Questa situazione non interrompe il rapporto di filiazione tra minore e genitore di origine, ma ne aggiunge un secondo, quello con gli adottanti, ad essi spetta naturalmente anche la potestà genitoriale ma in forma limitata, per certi atti è necessario l‘intervento e la supervisione del Tribunale per i Minorenni.
Da un punto di vista giuridico l’adozione cd. mite può rappresentare una variante dell’adozione così detta <<in casi particolari>>, ovvero quelle adozioni “fuori dai rigori legislativi” volte a preservare i legami affettivi preesistenti tra l’adottato e l’adottante. In questo senso << l’adozione in casi particolari>> può essere ammessa anche per i single.
Dunque la Cassazione nel caso genovese altro non ha fatto che rilevare:
– il sano e proficuo rapporto di carattere familiare creatosi tra la donna e sua figlia;
– l’impossibilità di ricollocare la piccola presso la famiglia originaria;
– la veridicità di una sentenza extra nazionale che riconosce una realtà familiare.
In ragione di ciò ha affidato senza limiti di tempo la bimba alla donna usando un provvedimento sperimentale: l’adozione mite, che alto non è che un affido senza termine, sine die.
A questa decisione la Cassazione ha aggiunto una considerazione socio-giuridica:
<< il legislatore nazionale ben potrebbe provvedere, nel concorso di particolari circostanze, ad un ampliamento dell’ambito di ammissibilità della adozione di minore da parte di una singola persona anche con gli effetti della adozione legittimante>>
In realtà la Convenzione di Strasburgo del 1967 che contiene le linee guida in materia di adozione non preclude in alcun modo ai single la possibilità di accudire un bimbo e di fare famiglia. Semplicemente l’Italia ha assunto la bigenitorialità come presupposto della adozione, anzi ha determinato che essa possa essere ammessa solo a fronte di una certa stabilità familiare. Nel nostro paese non solo non possono adottare i single ma non possono accedere alla adozione le coppie di fatto, infatti in Italia per proporre richiesta di adozione occorre essere sposati da 3 anni o da meno di tre anni purchè si dimostri di avere convissuto in modo stabile e continuato per almeno 3 anni prima del matrimonio.
Questa fu una scelta socio culturale, il nostro è stato innegabilmente un paese tradizionalista ove il matrimonio era riconosciuto come il solo canale di costruzione d’una realtà familiare.

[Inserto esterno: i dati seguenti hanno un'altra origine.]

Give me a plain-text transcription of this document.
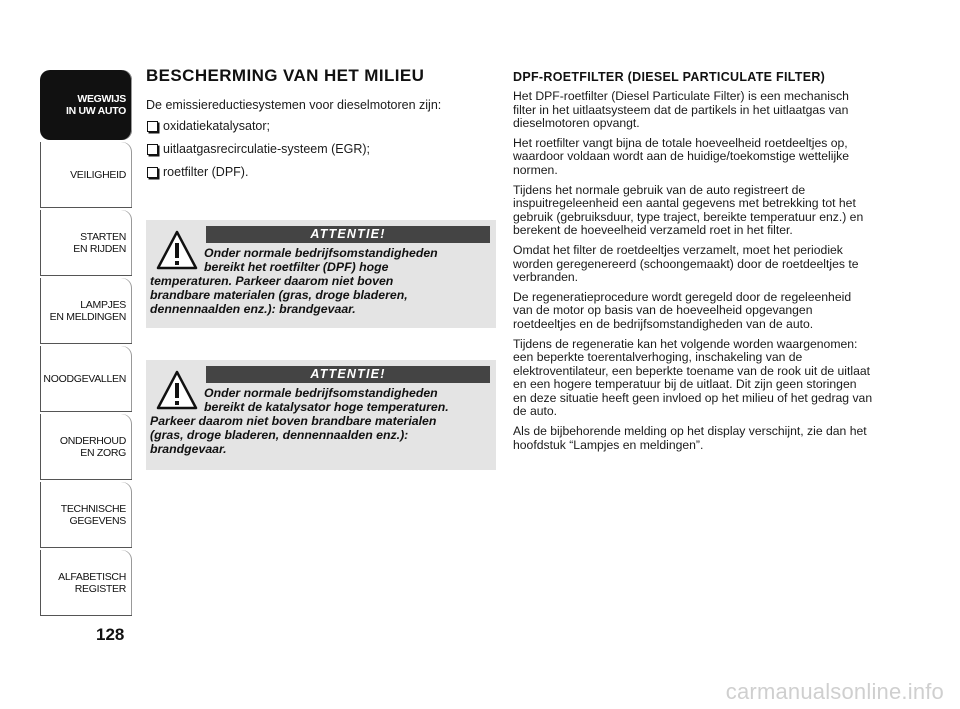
WEGWIJS
IN UW AUTO
VEILIGHEID
STARTEN
EN RIJDEN
LAMPJES
EN MELDINGEN
NOODGEVALLEN
ONDERHOUD
EN ZORG
TECHNISCHE
GEGEVENS
ALFABETISCH
REGISTER
128
BESCHERMING VAN HET MILIEU

De emissiereductiesystemen voor dieselmotoren zijn:

oxidatiekatalysator;
uitlaatgasrecirculatie-systeem (EGR);
roetfilter (DPF).
ATTENTIE!
Onder normale bedrijfsomstandigheden
bereikt het roetfilter (DPF) hoge
temperaturen. Parkeer daarom niet boven
brandbare materialen (gras, droge bladeren,
dennennaalden enz.): brandgevaar.
ATTENTIE!
Onder normale bedrijfsomstandigheden
bereikt de katalysator hoge temperaturen.
Parkeer daarom niet boven brandbare materialen
(gras, droge bladeren, dennennaalden enz.):
brandgevaar.
DPF-ROETFILTER (DIESEL PARTICULATE FILTER)

Het DPF-roetfilter (Diesel Particulate Filter) is een mechanisch filter in het uitlaatsysteem dat de partikels in het uitlaatgas van dieselmotoren opvangt.

Het roetfilter vangt bijna de totale hoeveelheid roetdeeltjes op, waardoor voldaan wordt aan de huidige/toekomstige wettelijke normen.

Tijdens het normale gebruik van de auto registreert de inspuitregeleenheid een aantal gegevens met betrekking tot het gebruik (gebruiksduur, type traject, bereikte temperatuur enz.) en berekent de hoeveelheid verzameld roet in het filter.

Omdat het filter de roetdeeltjes verzamelt, moet het periodiek worden geregenereerd (schoongemaakt) door de roetdeeltjes te verbranden.

De regeneratieprocedure wordt geregeld door de regeleenheid van de motor op basis van de hoeveelheid opgevangen roetdeeltjes en de bedrijfsomstandigheden van de auto.

Tijdens de regeneratie kan het volgende worden waargenomen: een beperkte toerentalverhoging, inschakeling van de elektroventilateur, een beperkte toename van de rook uit de uitlaat en een hogere temperatuur bij de uitlaat. Dit zijn geen storingen en deze situatie heeft geen invloed op het milieu of het gedrag van de auto.

Als de bijbehorende melding op het display verschijnt, zie dan het hoofdstuk “Lampjes en meldingen”.

carmanualsonline.info
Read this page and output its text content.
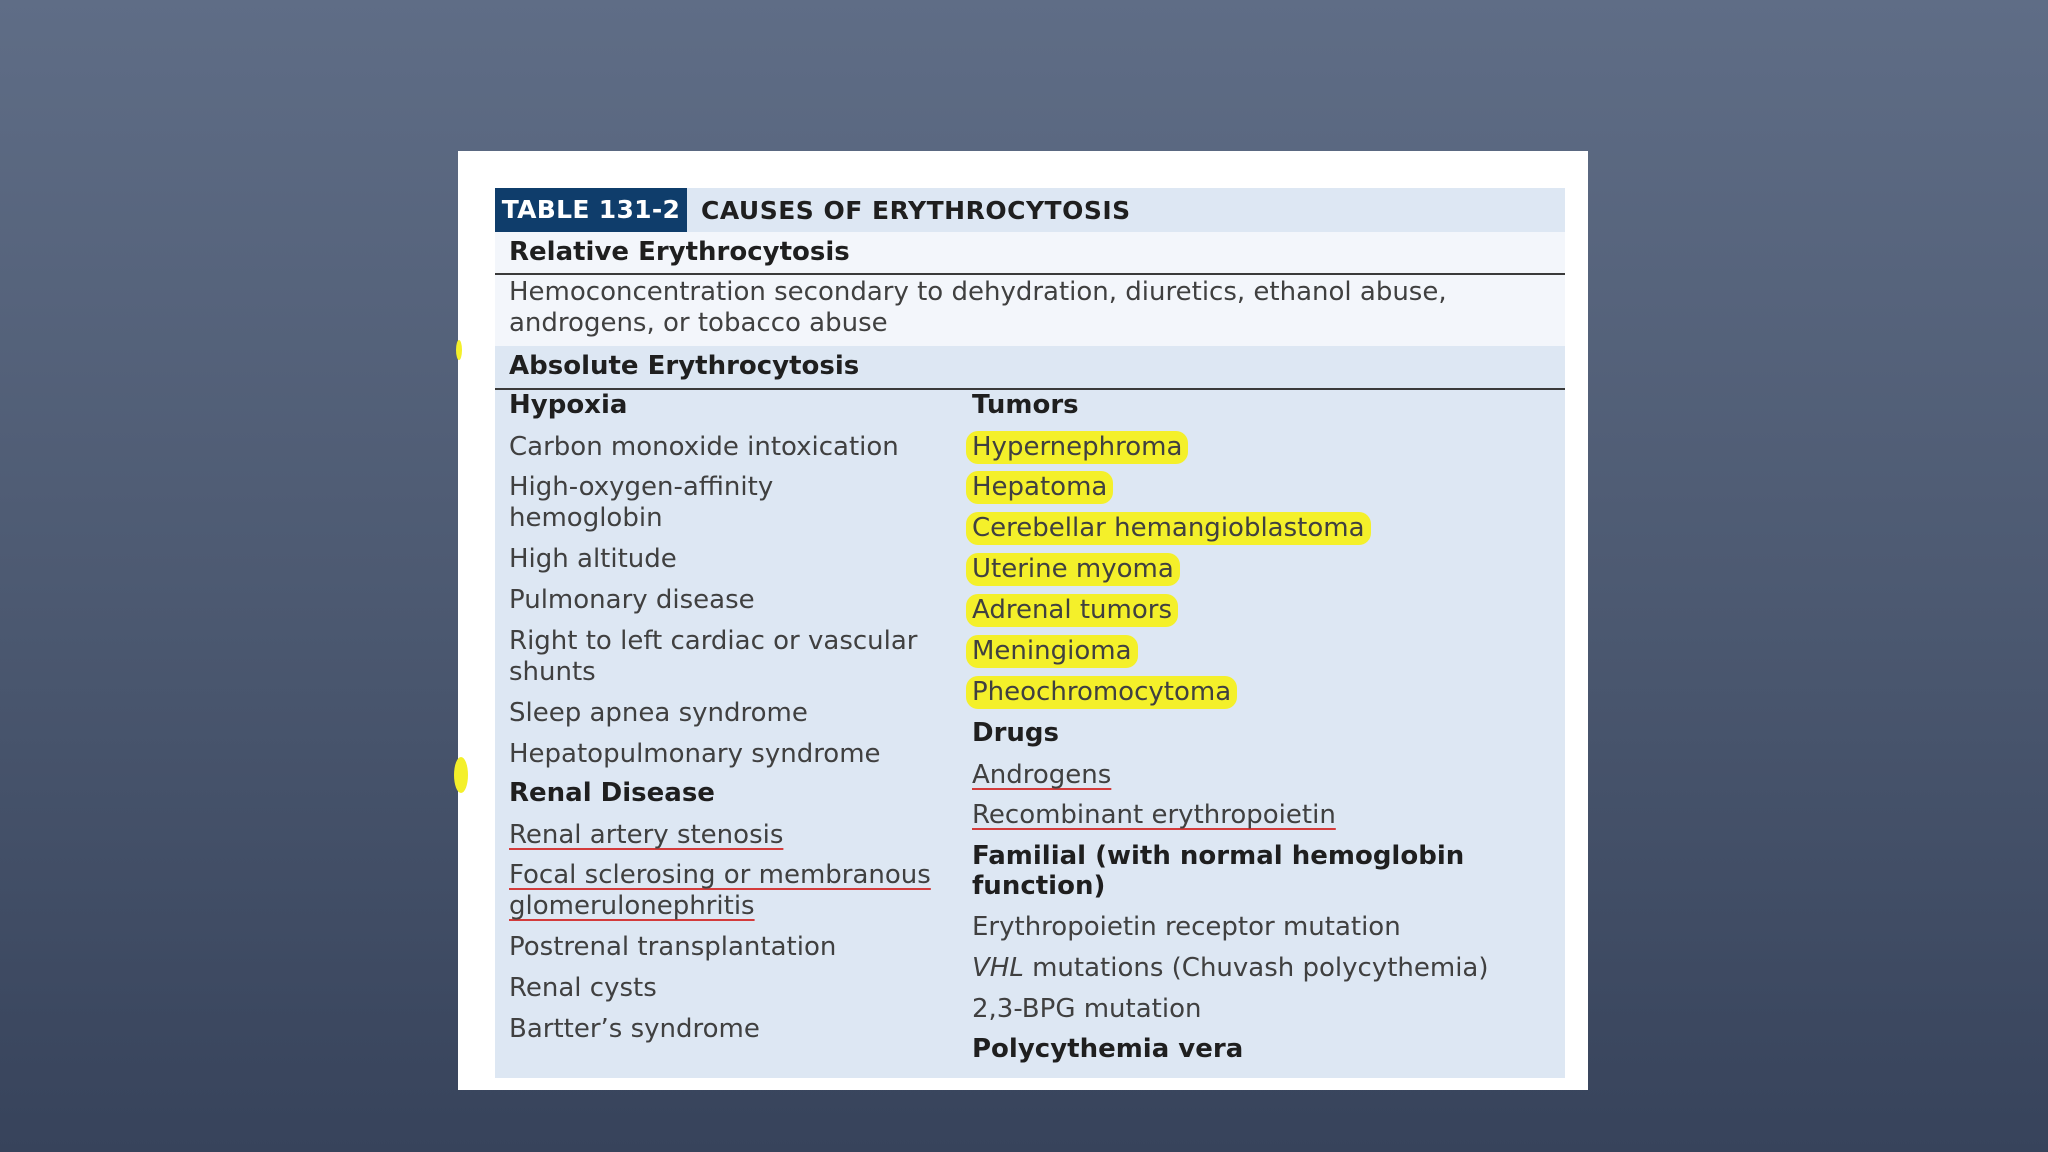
TABLE 131-2 CAUSES OF ERYTHROCYTOSIS
Relative Erythrocytosis
Hemoconcentration secondary to dehydration, diuretics, ethanol abuse, androgens, or tobacco abuse
Absolute Erythrocytosis
Hypoxia
Carbon monoxide intoxication
High-oxygen-affinity hemoglobin
High altitude
Pulmonary disease
Right to left cardiac or vascular shunts
Sleep apnea syndrome
Hepatopulmonary syndrome
Renal Disease
Renal artery stenosis
Focal sclerosing or membranous glomerulonephritis
Postrenal transplantation
Renal cysts
Bartter’s syndrome
Tumors
Hypernephroma
Hepatoma
Cerebellar hemangioblastoma
Uterine myoma
Adrenal tumors
Meningioma
Pheochromocytoma
Drugs
Androgens
Recombinant erythropoietin
Familial (with normal hemoglobin function)
Erythropoietin receptor mutation
VHL mutations (Chuvash polycythemia)
2,3-BPG mutation
Polycythemia vera
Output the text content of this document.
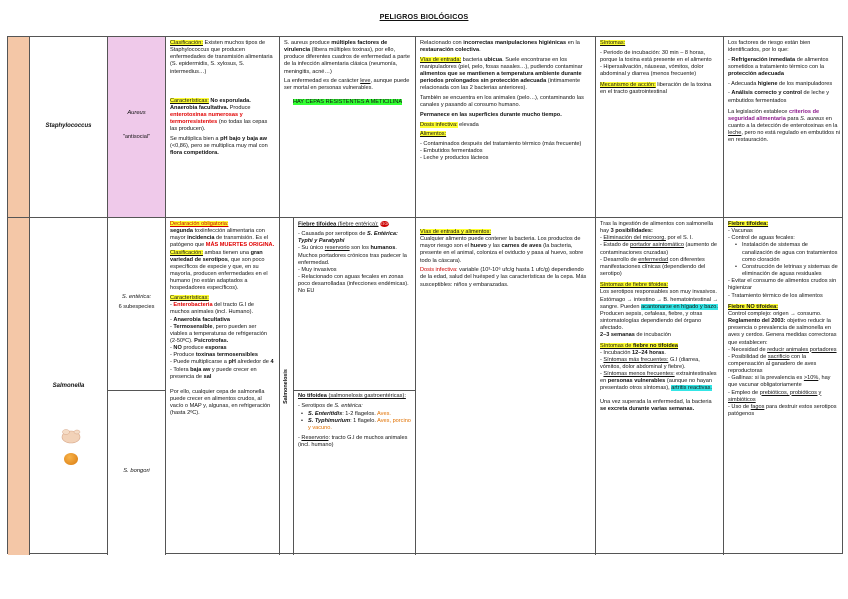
PELIGROS BIOLÓGICOS
Staphylococcus

Aureus

"antisocial"

Clasificación: Existen muchos tipos de Staphylococcus que producen enfermedades de transmisión alimentaria (S. epidermidis, S. xylosus, S. intermedius…)

Características: No esporulada. Anaerobia facultativa. Produce enterotoxinas numerosas y termorresistentes (no todas las cepas las producen).

Se multiplica bien a pH bajo y baja aw (<0,86), pero se multiplica muy mal con flora competidora.

S. aureus produce múltiples factores de virulencia (libera múltiples toxinas), por ello, produce diferentes cuadros de enfermedad a parte de la infección alimentaria clásica (neumonía, meningitis, acné…)

La enfermedad es de carácter leve, aunque puede ser mortal en personas vulnerables.

HAY CEPAS RESISTENTES A METICILINA

Relacionado con incorrectas manipulaciones higiénicas en la restauración colectiva.

Vías de entrada: bacteria ubicua. Suele encontrarse en los manipuladores (piel, pelo, fosas nasales…), pudiendo contaminar alimentos que se mantienen a temperatura ambiente durante periodos prolongados sin protección adecuada (intimamente relacionada con las 2 bacterias anteriores).

También se encuentra en los animales (pelo…), contaminando las canales y pasando al consumo humano.

Permanece en las superficies durante mucho tiempo.

Dosis infectiva: elevada

Alimentos:

- Contaminados después del tratamiento térmico (más frecuente)
- Embutidos fermentados
- Leche y productos lácteos

Síntomas:

- Periodo de incubación: 30 min – 8 horas, porque la toxina está presente en el alimento
- Hipersalivación, náuseas, vómitos, dolor abdominal y diarrea (menos frecuente)

Mecanismo de acción: liberación de la toxina en el tracto gastrointestinal

Los factores de riesgo están bien identificados, por lo que:

- Refrigeración inmediata de alimentos sometidos a tratamiento térmico con la protección adecuada

- Adecuada higiene de los manipuladores

- Análisis correcto y control de leche y embutidos fermentados

La legislación establece criterios de seguridad alimentaria para S. aureus en cuanto a la detección de enterotoxinas en la leche, pero no está regulado en embutidos ni en restauración.

Salmonella

S. entérica:

6 subespecies

S. bongori

Declaración obligatoria:
segunda toxiinfección alimentaria con mayor incidencia de transmisión. Es el patógeno que MÁS MUERTES ORIGINA.
Clasificación: ambas tienen una gran variedad de serotipos, que son poco específicos de especie y que, en su mayoría, producen enfermedades en el humano (no están adaptados a hospedadores específicos).

Características:

- Enterobacteria del tracto G.I de muchos animales (incl. Humano).
- Anaerobia facultativa
- Termosensible, pero pueden ser viables a temperaturas de refrigeración (2-50ºC). Psicrotrofas.
- NO produce esporas
- Produce toxinas termosensibles
- Puede multiplicarse a pH alrededor de 4
- Tolera baja aw y puede crecer en presencia de sal

Por ello, cualquier cepa de salmonella puede crecer en alimentos crudos, al vacío o MAP y, algunas, en refrigeración (hasta 2ºC).

Salmonelosis

Fiebre tifoidea (fiebre entérica): STOP

- Causada por serotipos de S. Entérica: Typhi y Paratyphi
- Su único reservorio son los humanos. Muchos portadores crónicos tras padecer la enfermedad.
- Muy invasivos
- Relacionado con aguas fecales en zonas poco desarrolladas (infecciones endémicas). No EU

No tifoidea (salmonelosis gastroentéricas):

- Serotipos de S. entérica:

• S. Enteritidis: 1-2 flagelos. Aves.
• S. Typhimurium: 1 flagelo. Aves, porcino y vacuno.

- Reservorio: tracto G.I de muchos animales (incl. humano)

Vías de entrada y alimentos:
Cualquier alimento puede contener la bacteria. Los productos de mayor riesgo son el huevo y las carnes de aves (la bacteria, presente en el animal, coloniza el oviducto y pasa al huevo, sobre todo la cáscara).

Dosis infectiva: variable (10³-10⁶ ufc/g hasta 1 ufc/g) dependiendo de la edad, salud del huésped y las características de la cepa. Más susceptibles: niños y embarazadas.

Tras la ingestión de alimentos con salmonella hay 3 posibilidades:

- Eliminación del microorg. por el S. I.
- Estado de portador asintomático (aumento de contaminaciones cruzadas)
- Desarrollo de enfermedad con diferentes manifestaciones clínicas (dependiendo del serotipo)

Síntomas de fiebre tifoidea:

Los serotipos responsables son muy invasivos.

Estómago → intestino → B. hematointestinal → sangre. Pueden acantonarse en hígado y bazo. Producen sepsis, cefaleas, fiebre, y otras sintomatologías dependiendo del órgano afectado.
2–3 semanas de incubación

Síntomas de fiebre no tifoidea

- Incubación 12–24 horas.
- Síntomas más frecuentes: G.I (diarrea, vómitos, dolor abdominal y fiebre).
- Síntomas menos frecuentes: extraintestinales en personas vulnerables (aunque no hayan presentado otros síntomas), artritis reactivas.

Una vez superada la enfermedad, la bacteria se excreta durante varias semanas.

Fiebre tifoidea:

- Vacunas
- Control de aguas fecales:
• Instalación de sistemas de canalización de agua con tratamientos como cloración
• Construcción de letrinas y sistemas de eliminación de aguas residuales
- Evitar el consumo de alimentos crudos sin higienizar
- Tratamiento térmico de los alimentos

Fiebre NO tifoidea:

Control complejo: origen → consumo.

Reglamento del 2003: objetivo reducir la presencia o prevalencia de salmonella en aves y cerdos. Genera medidas correctoras que establecen:

- Necesidad de reducir animales portadores
- Posibilidad de sacrificio con la compensación al ganadero de aves reproductoras
- Gallinas: si la prevalencia es >10%, hay que vacunar obligatoriamente
- Empleo de prebióticos, probióticos y simbióticos
- Uso de fagos para destruir estos serotipos patógenos
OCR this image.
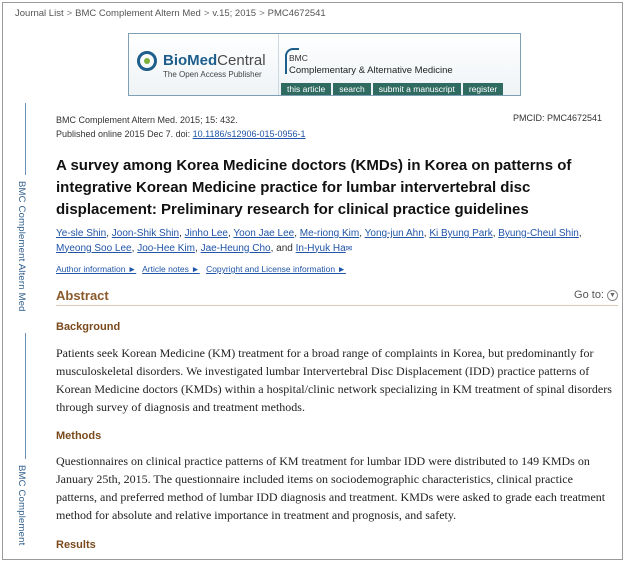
Journal List > BMC Complement Altern Med > v.15; 2015 > PMC4672541
BioMedCentral
The Open Access Publisher
BMC
Complementary & Alternative Medicine
this article	search	submit a manuscript	register
BMC Complement Altern Med. 2015; 15: 432.
Published online 2015 Dec 7. doi: 10.1186/s12906-015-0956-1
PMCID: PMC4672541
A survey among Korea Medicine doctors (KMDs) in Korea on patterns of integrative Korean Medicine practice for lumbar intervertebral disc displacement: Preliminary research for clinical practice guidelines
Ye-sle Shin, Joon-Shik Shin, Jinho Lee, Yoon Jae Lee, Me-riong Kim, Yong-jun Ahn, Ki Byung Park, Byung-Cheul Shin, Myeong Soo Lee, Joo-Hee Kim, Jae-Heung Cho, and In-Hyuk Ha✉
Author information ► Article notes ► Copyright and License information ►
Abstract	Go to: ▼
Background
Patients seek Korean Medicine (KM) treatment for a broad range of complaints in Korea, but predominantly for musculoskeletal disorders. We investigated lumbar Intervertebral Disc Displacement (IDD) practice patterns of Korean Medicine doctors (KMDs) within a hospital/clinic network specializing in KM treatment of spinal disorders through survey of diagnosis and treatment methods.
Methods
Questionnaires on clinical practice patterns of KM treatment for lumbar IDD were distributed to 149 KMDs on January 25th, 2015. The questionnaire included items on sociodemographic characteristics, clinical practice patterns, and preferred method of lumbar IDD diagnosis and treatment. KMDs were asked to grade each treatment method for absolute and relative importance in treatment and prognosis, and safety.
Results
BMC Complement Altern Med
BMC Complement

Oggi è cambiato il volto e l’assetto della famiglia, è cambiata la struttura sociale ed il riconoscimento dei nuclei familiari si è esteso a realtà trascurate, negate ed offese sino a pochi anni fa. Oggi è legittimamente riconosciuta dalla società la famiglia di fatto, quella monogenitoriale e quella allargata, la Cassazione ha espresso il suo monito consapevole delle mutate convinzioni sociali.
Dunque è auspicabile una revisione legislativa dei presupposti della adozioni; permettetemi di sperare in una positiva modifica anche dei modi, dei tempi e dei costi di questi processi, perchè, intanto, l’adozione dovrebbe essere un diritto riconosciuto a tutti, bambini e genitori, scevro da gravi carichi economici.
Inoltre andrebbe legittimato e curato con legge anche il fenomeno delle adozioni miti, che come abbiamo chiarito è una “empirica invenzione giudiziale” volta a “salvare” il minore da ulteriori traumi e preservare una famiglia di fatto creatasi.
Insomma nei luoghi della politica dovrebbero accendersi gli interessi sul bene dei bambini e delle famiglie che desiderano amarli.